Wednesday, November 5, 2008

Lettre à un militant Américano-Arménien

Par Khatchig Mouradian
Traduction Louise Kiffer

Dans des années à partir d'aujourd'hui, vous vous rappellerez le 4 novembre 2008
comme le jour du point final où la reconnaissance du génocide arménien a commencé dans ce pays.

Ou vous allez vous en souvenir comme encore un autre jour d'élection, où encore un autre président a été élu, mais malgré tous les espoirs, les efforts et les promesses, peu de choses ont changé.

Et ce ne sera pas le Président Barack Obama à lui tout seul qui décidera de la route à suivre.

Ce sera aussi vous.

Ne dites pas: "j'ai soutenu Barack Obama pendant les élections, j'ai fait campagne pour lui, de porte en porte et par téléphone, j'ai voté pour lui, et maintenant, c'est son tour".

"Je vous demande de croire, a dit votre Président, non seulement en ma capacité d'apporter un changement réel à Washington…Je vous demande de croire en la vôtre".

Et aujourd'hui, avant de lui demander d'apporter un changement réel, croyez en votre capacité à le faire.

Et mettez-vous au travail.

Car les ennemis de la vérité, les adversaires de la justice les maîtres du statu quo, et ceux qui sont sur la liste du personnel du déni et de la falsification vont continuer à travailler contre vous de toutes leurs forces.

Mais n'oubliez pas que la question arménienne a commencé en Turquie, et c'est là qu'elle doit être résolue.
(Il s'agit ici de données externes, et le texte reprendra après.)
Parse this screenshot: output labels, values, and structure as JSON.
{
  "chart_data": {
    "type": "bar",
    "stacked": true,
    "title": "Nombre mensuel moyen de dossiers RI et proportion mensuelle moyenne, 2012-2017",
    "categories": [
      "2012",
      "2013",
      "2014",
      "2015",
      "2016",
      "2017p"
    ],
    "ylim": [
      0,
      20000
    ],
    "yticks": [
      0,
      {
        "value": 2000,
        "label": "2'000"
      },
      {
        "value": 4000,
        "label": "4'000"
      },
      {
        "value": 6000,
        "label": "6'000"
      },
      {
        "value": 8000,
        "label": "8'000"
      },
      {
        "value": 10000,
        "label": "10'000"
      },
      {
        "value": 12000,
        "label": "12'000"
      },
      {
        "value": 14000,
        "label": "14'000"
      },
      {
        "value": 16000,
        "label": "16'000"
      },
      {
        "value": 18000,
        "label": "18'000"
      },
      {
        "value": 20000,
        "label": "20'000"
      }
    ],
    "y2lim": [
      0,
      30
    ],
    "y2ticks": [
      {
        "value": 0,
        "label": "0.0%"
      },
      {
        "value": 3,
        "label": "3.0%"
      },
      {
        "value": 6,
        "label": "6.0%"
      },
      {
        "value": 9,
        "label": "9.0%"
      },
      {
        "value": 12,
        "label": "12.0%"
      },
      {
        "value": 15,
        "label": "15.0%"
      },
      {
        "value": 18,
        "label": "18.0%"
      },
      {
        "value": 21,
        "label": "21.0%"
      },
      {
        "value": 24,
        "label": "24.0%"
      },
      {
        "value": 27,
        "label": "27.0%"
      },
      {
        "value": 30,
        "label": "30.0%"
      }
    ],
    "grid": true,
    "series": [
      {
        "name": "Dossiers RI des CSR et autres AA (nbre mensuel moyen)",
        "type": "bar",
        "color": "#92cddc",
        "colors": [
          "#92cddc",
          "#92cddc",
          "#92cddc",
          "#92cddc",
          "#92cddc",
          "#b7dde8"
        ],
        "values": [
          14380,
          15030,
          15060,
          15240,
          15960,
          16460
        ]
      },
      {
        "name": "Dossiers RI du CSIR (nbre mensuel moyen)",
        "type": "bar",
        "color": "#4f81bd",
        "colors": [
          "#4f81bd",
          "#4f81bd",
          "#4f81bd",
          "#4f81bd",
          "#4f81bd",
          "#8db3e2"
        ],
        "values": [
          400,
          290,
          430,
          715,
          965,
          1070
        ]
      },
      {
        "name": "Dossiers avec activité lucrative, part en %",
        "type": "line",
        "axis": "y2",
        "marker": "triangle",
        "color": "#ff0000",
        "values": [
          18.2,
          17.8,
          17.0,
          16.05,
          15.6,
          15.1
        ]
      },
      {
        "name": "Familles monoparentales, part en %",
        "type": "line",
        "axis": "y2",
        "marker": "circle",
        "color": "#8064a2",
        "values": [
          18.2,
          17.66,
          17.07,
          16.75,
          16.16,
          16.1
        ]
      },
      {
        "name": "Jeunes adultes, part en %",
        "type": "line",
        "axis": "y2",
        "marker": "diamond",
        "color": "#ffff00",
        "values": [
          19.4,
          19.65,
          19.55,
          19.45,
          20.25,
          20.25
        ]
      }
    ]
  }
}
N'oubliez pas que les cendres des victimes, dispersées à travers l'Anatolie et les déserts de Syrie, ne trouveront pas la paix même dans tous les pays qui auront reconnu leurs souffrances.

Leurs âmes ne trouveront le repos que lorsque la Turquie ornera ses cités de mémoriaux pour les victimes et de statues de Siamanto et de Varoujan.

Et seulement quand les chants de Komitas résonneront de nouveau dans les villes et villages d'Anatolie.

N'oubliez pas que votre militantisme ici aux Etats-Unis n'est qu'un moyen d'exercer une pression sur l'Etat turc et d'aider à éduquer le peuple.

Ce n'est pas une fin en soi.

N'oubliez pas que même si votre Président reconnaît le génocide arménien, vous aurez encore un long chemin à parcourir.

Vous aurez encore à lutter et à éduquer. Vous aurez encore des millions de cœurs et d'esprits à convaincre; les cœurs et les esprits du peuple qui a hérité – de gré ou de force – du patrimoine d'un régime génocidaire.

Et, ce qui est le plus important, ne soyez pas découragés par les déclarations de ceux qui pensent qu'ils peuvent résoudre aujourd'hui ou demain les problèmes entre l'Etat turc et les Arméniens.

La route vers la vérité et de la justice est une longue route.

Elle n'a pas commencé avec vous. Et ne finira pas forcément de votre temps.

Mais elle exige sûrement votre dévouement.

Donc, relevez vos manches et mettez-vous au travail.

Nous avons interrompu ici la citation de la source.